Thursday, May 9, 2024

2022 Vote: The issue of abortion and abortion safety

By Allen R. Gray
NDG Contributing Writer

The issue of abortions is the most heated debate topic for the 2022 midterms for American voters. Its gnawing presence has possessed the moral conscience of Americans for nearly 50 years since the decision of Roe v. Wade. The subject itself is polarizing and forces voters to take a hard stand on one side of the debate or the other.

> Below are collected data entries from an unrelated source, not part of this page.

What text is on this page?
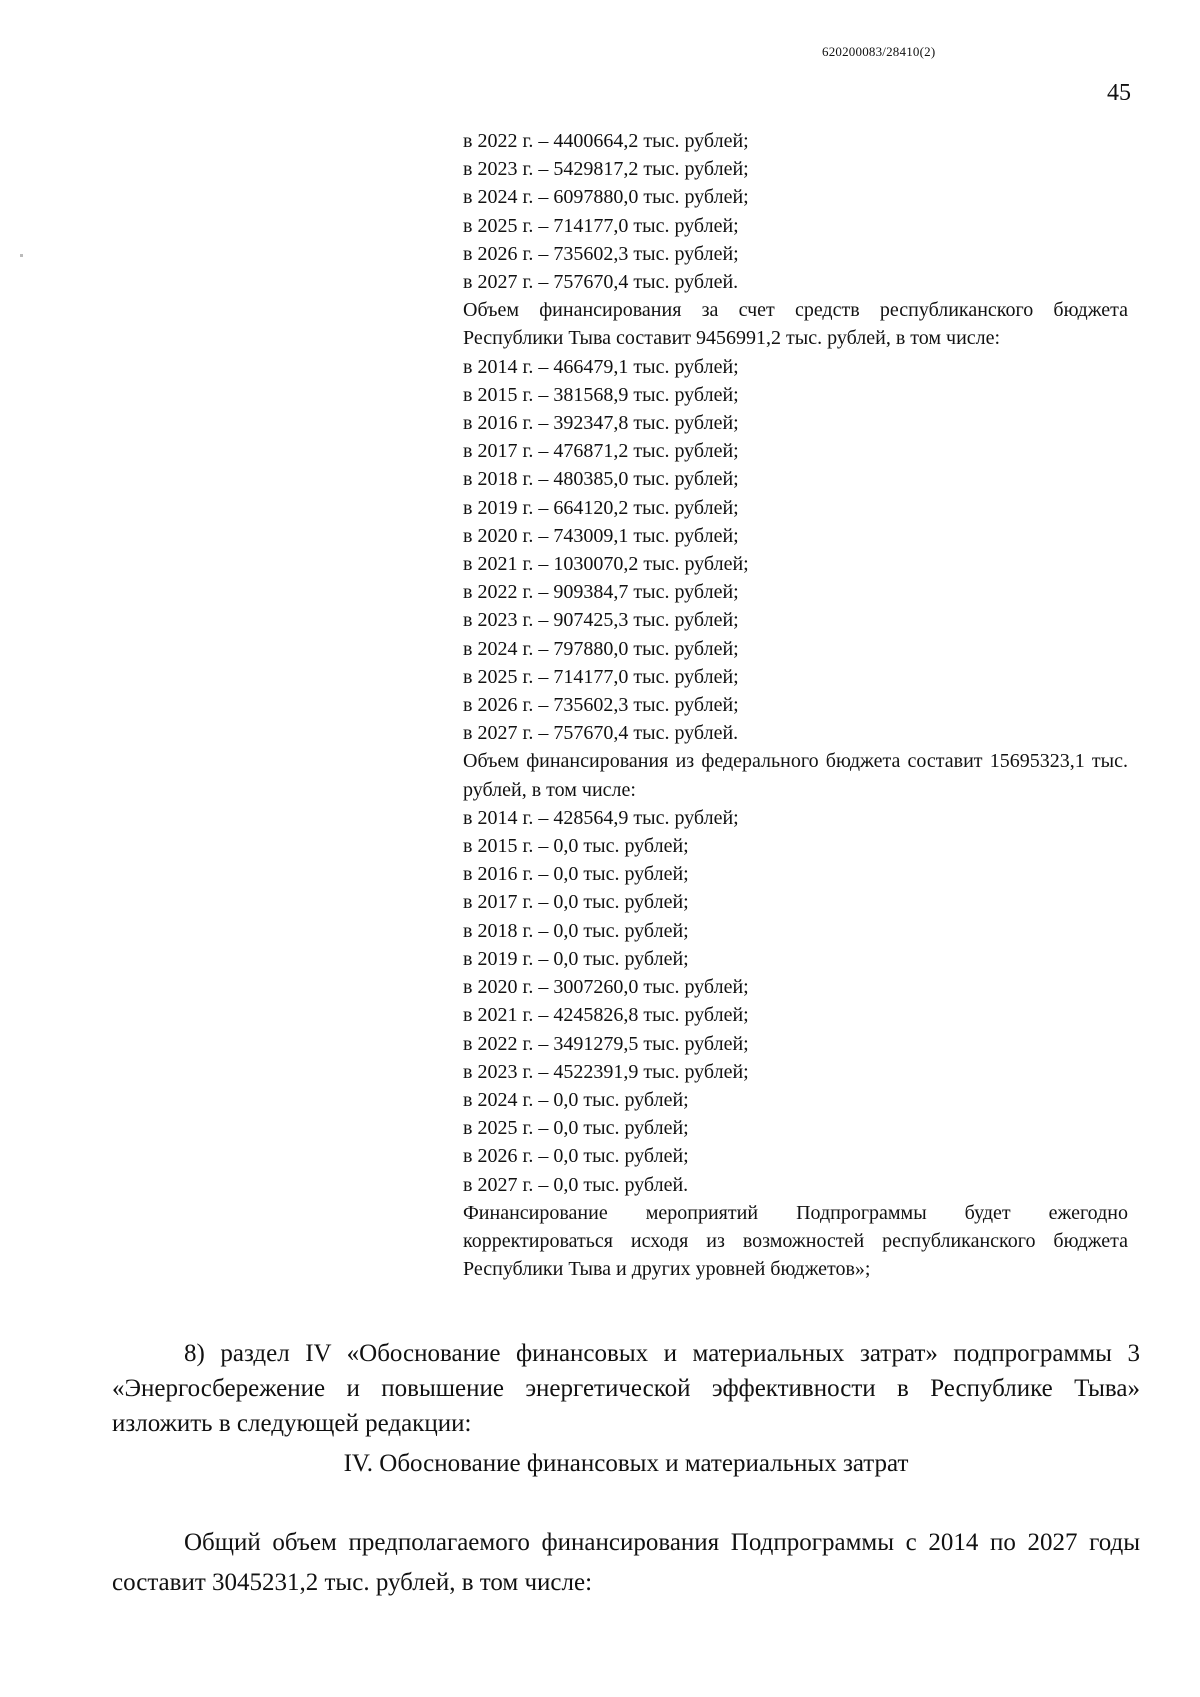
620200083/28410(2)
45
в 2022 г. – 4400664,2 тыс. рублей;
в 2023 г. – 5429817,2 тыс. рублей;
в 2024 г. – 6097880,0 тыс. рублей;
в 2025 г. – 714177,0 тыс. рублей;
в 2026 г. – 735602,3 тыс. рублей;
в 2027 г. – 757670,4 тыс. рублей.
Объем финансирования за счет средств республиканского бюджета Республики Тыва составит 9456991,2 тыс. рублей, в том числе:
в 2014 г. – 466479,1 тыс. рублей;
в 2015 г. – 381568,9 тыс. рублей;
в 2016 г. – 392347,8 тыс. рублей;
в 2017 г. – 476871,2 тыс. рублей;
в 2018 г. – 480385,0 тыс. рублей;
в 2019 г. – 664120,2 тыс. рублей;
в 2020 г. – 743009,1 тыс. рублей;
в 2021 г. – 1030070,2 тыс. рублей;
в 2022 г. – 909384,7 тыс. рублей;
в 2023 г. – 907425,3 тыс. рублей;
в 2024 г. – 797880,0 тыс. рублей;
в 2025 г. – 714177,0 тыс. рублей;
в 2026 г. – 735602,3 тыс. рублей;
в 2027 г. – 757670,4 тыс. рублей.
Объем финансирования из федерального бюджета составит 15695323,1 тыс. рублей, в том числе:
в 2014 г. – 428564,9 тыс. рублей;
в 2015 г. – 0,0 тыс. рублей;
в 2016 г. – 0,0 тыс. рублей;
в 2017 г. – 0,0 тыс. рублей;
в 2018 г. – 0,0 тыс. рублей;
в 2019 г. – 0,0 тыс. рублей;
в 2020 г. – 3007260,0 тыс. рублей;
в 2021 г. – 4245826,8 тыс. рублей;
в 2022 г. – 3491279,5 тыс. рублей;
в 2023 г. – 4522391,9 тыс. рублей;
в 2024 г. – 0,0 тыс. рублей;
в 2025 г. – 0,0 тыс. рублей;
в 2026 г. – 0,0 тыс. рублей;
в 2027 г. – 0,0 тыс. рублей.
Финансирование мероприятий Подпрограммы будет ежегодно корректироваться исходя из возможностей республиканского бюджета Республики Тыва и других уровней бюджетов»;
8) раздел IV «Обоснование финансовых и материальных затрат» подпрограммы 3 «Энергосбережение и повышение энергетической эффективности в Республике Тыва» изложить в следующей редакции:
IV. Обоснование финансовых и материальных затрат
Общий объем предполагаемого финансирования Подпрограммы с 2014 по 2027 годы составит 3045231,2 тыс. рублей, в том числе:
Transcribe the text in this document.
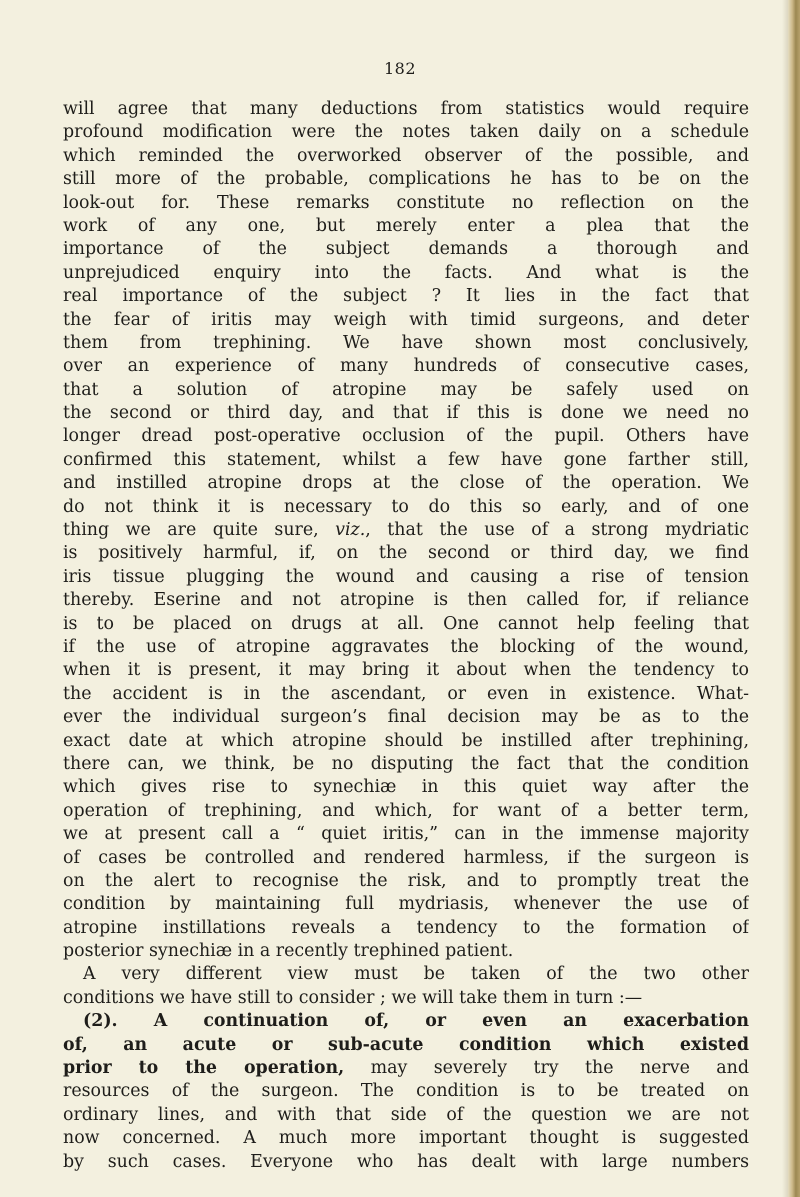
182
will agree that many deductions from statistics would require
profound modification were the notes taken daily on a schedule
which reminded the overworked observer of the possible, and
still more of the probable, complications he has to be on the
look-out for. These remarks constitute no reflection on the
work of any one, but merely enter a plea that the
importance of the subject demands a thorough and
unprejudiced enquiry into the facts. And what is the
real importance of the subject ? It lies in the fact that
the fear of iritis may weigh with timid surgeons, and deter
them from trephining. We have shown most conclusively,
over an experience of many hundreds of consecutive cases,
that a solution of atropine may be safely used on
the second or third day, and that if this is done we need no
longer dread post-operative occlusion of the pupil. Others have
confirmed this statement, whilst a few have gone farther still,
and instilled atropine drops at the close of the operation. We
do not think it is necessary to do this so early, and of one
thing we are quite sure, viz., that the use of a strong mydriatic
is positively harmful, if, on the second or third day, we find
iris tissue plugging the wound and causing a rise of tension
thereby. Eserine and not atropine is then called for, if reliance
is to be placed on drugs at all. One cannot help feeling that
if the use of atropine aggravates the blocking of the wound,
when it is present, it may bring it about when the tendency to
the accident is in the ascendant, or even in existence. What-
ever the individual surgeon’s final decision may be as to the
exact date at which atropine should be instilled after trephining,
there can, we think, be no disputing the fact that the condition
which gives rise to synechiæ in this quiet way after the
operation of trephining, and which, for want of a better term,
we at present call a “ quiet iritis,” can in the immense majority
of cases be controlled and rendered harmless, if the surgeon is
on the alert to recognise the risk, and to promptly treat the
condition by maintaining full mydriasis, whenever the use of
atropine instillations reveals a tendency to the formation of
posterior synechiæ in a recently trephined patient.
A very different view must be taken of the two other
conditions we have still to consider ; we will take them in turn :—
(2). A continuation of, or even an exacerbation
of, an acute or sub-acute condition which existed
prior to the operation, may severely try the nerve and
resources of the surgeon. The condition is to be treated on
ordinary lines, and with that side of the question we are not
now concerned. A much more important thought is suggested
by such cases. Everyone who has dealt with large numbers
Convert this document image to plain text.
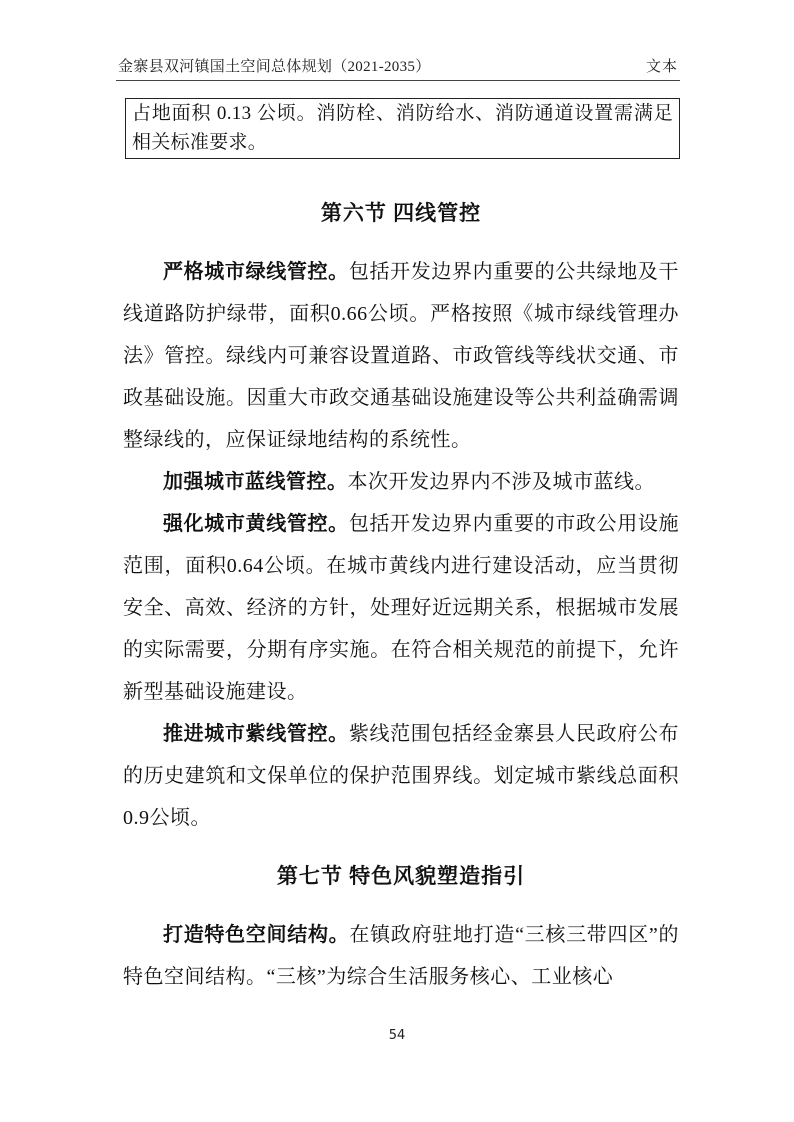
金寨县双河镇国土空间总体规划（2021-2035）	文本
占地面积 0.13 公顷。消防栓、消防给水、消防通道设置需满足相关标准要求。
第六节 四线管控

严格城市绿线管控。包括开发边界内重要的公共绿地及干线道路防护绿带，面积0.66公顷。严格按照《城市绿线管理办法》管控。绿线内可兼容设置道路、市政管线等线状交通、市政基础设施。因重大市政交通基础设施建设等公共利益确需调整绿线的，应保证绿地结构的系统性。

加强城市蓝线管控。本次开发边界内不涉及城市蓝线。

强化城市黄线管控。包括开发边界内重要的市政公用设施范围，面积0.64公顷。在城市黄线内进行建设活动，应当贯彻安全、高效、经济的方针，处理好近远期关系，根据城市发展的实际需要，分期有序实施。在符合相关规范的前提下，允许新型基础设施建设。

推进城市紫线管控。紫线范围包括经金寨县人民政府公布的历史建筑和文保单位的保护范围界线。划定城市紫线总面积0.9公顷。

第七节 特色风貌塑造指引

打造特色空间结构。在镇政府驻地打造“三核三带四区”的特色空间结构。“三核”为综合生活服务核心、工业核心

54
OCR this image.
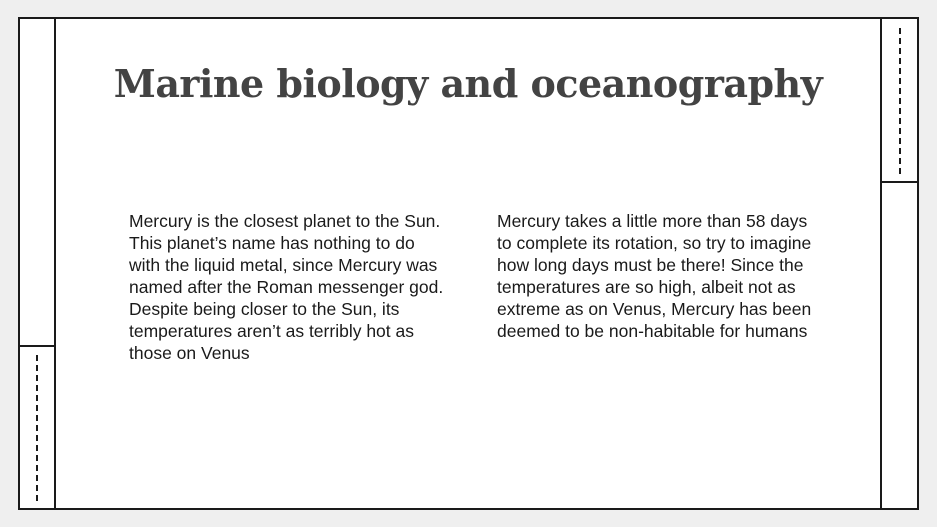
Marine biology and oceanography

Mercury is the closest planet to the Sun. This planet’s name has nothing to do with the liquid metal, since Mercury was named after the Roman messenger god. Despite being closer to the Sun, its temperatures aren’t as terribly hot as those on Venus

Mercury takes a little more than 58 days to complete its rotation, so try to imagine how long days must be there! Since the temperatures are so high, albeit not as extreme as on Venus, Mercury has been deemed to be non-habitable for humans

But is preventing the loss of unborn lives really the driving force that has piqued Republican interest and has them on a born-again crusade?

The fear of the vanishing white race, some feel, (and the potential loss of voting power that would come with it) is the impetus for a major national push to end all abortions—for whatever reason. It is easy to assume through American neglective and sometimes violent actions that it’s not life in general that we care so much about.

 

The overturning of Roe v. Wade has created a firestorm in the U.S. and promises to be a key issue in the upcoming elections. (Photo: Colin Lloyd / Unsplash)

In a recent U.S. Supreme Court decision in the matter of Dobbs v. Jackson Women’s Health Organization (2022), the Court had to consider the constitutionality of the 2018 Mississippi state law that banned most abortion operations after the first 15 weeks of pregnancy. The Court’s ruling overturned the decision of the seminal Roe v. Wade (1973) ruling on abortion that permitted a woman the right to choose.

With the Dobbs decision an avalanche of laws strictly prohibiting abortion—and in most cases making abortion a felony for the woman, the person that helped her, and the participating physician.

States that were the most vehement in the rhetoric surrounding abortion and subsequently went all-in with passing the prohibitive laws are solidly Republican, and their data reveals that white women are just as willing to have an abortion as are other races.

These laws that abolished abortions—regardless of health issues, rape, or incest—came regardless of the wishes of a vast majority of Americans. A Pew Research Center survey revealed that 61% of U.S. adults say abortion should be legal, compared to 37% of American adults who believe it should be illegal, yet states passed anti-abortion bills into law, nonetheless.

The response to these draconian laws that block the path toward safe abortions has always been that a desperate or violated woman has no choice but to resort to some draconian solution.

The World Health Organization (WHO) estimates that between the years 2010 and 2014 nearly 56 million abortions occurred worldwide for each of those years. WHO also estimates that over 25 million of those abortions were performed in unsafe conditions, sometimes by individuals who lacked the proper training for such a sensitive procedure.

In the “good old days” of the 1950s and 1960s, an estimated 1.2 million illegal abortions occurred each year.

The 1973 Roe decision caused the number of illegal U.S. abortions between the years 1972 and 1974 to plunge from 130,000 to 17,000, which meant safer environments became accessible for many more women—but not for women of all races.

During that same period, pregnancy-related deaths in 1972 and 1973 were attributed to Black women at a rate of two Black deaths to one white death.

Traditionally, legal and safe abortions have been reserved for white individuals who possessed Herschel Walker-type money and could afford adequate healthcare.

In New York between, 1951 and 1962, 88% of legal abortions were performed by private physicians. Because some states allowed for abortions, affluent women were able to access safer, medically sound terminations, and avoid the possibility of septic infections that are a byproduct of unsafe medical conditions.

On the other hand, poverty has a way of penalizing the impoverished.

Black and Hispanic women—who have the highest rates of rape-related pregnancies—are three times more likely to attempt a self-induced abortion out of desperation.

A query entitled Number of U.S. “Legal Abortion” Survey by Centers for Disease Control and Prevention (CDC) and the Guttmacher Institute showed that there are still a great number of American women who are opting to end their pregnancy. In 2018 for instance there were a total of 619,591 legal abortions documented in the U.S. In 2019 the documented number of abortions rose to 629,898. Then in 2020, the number of documented abortions grew exponentially to a total of 930,160.

Lovers of Life should push toward the goal of promoting safe abortions for all women regardless of race or socioeconomic status because abortions have been and will always be a part of us. The alternative for a distressed woman is a self-managed abortion or self-induced miscarriage abortion performed without medical assistance. These self-reparative methods often involve herbal medicines, sharp tools, forceful massage, or achieved through other creative (more dangerous) methods.

Abortion is not merely an issue for an individual state or a collective nation to consider. Abortion and abortion safety is an issue the entire world must consider as the number of unsafe abortions worldwide is continuously astronomical.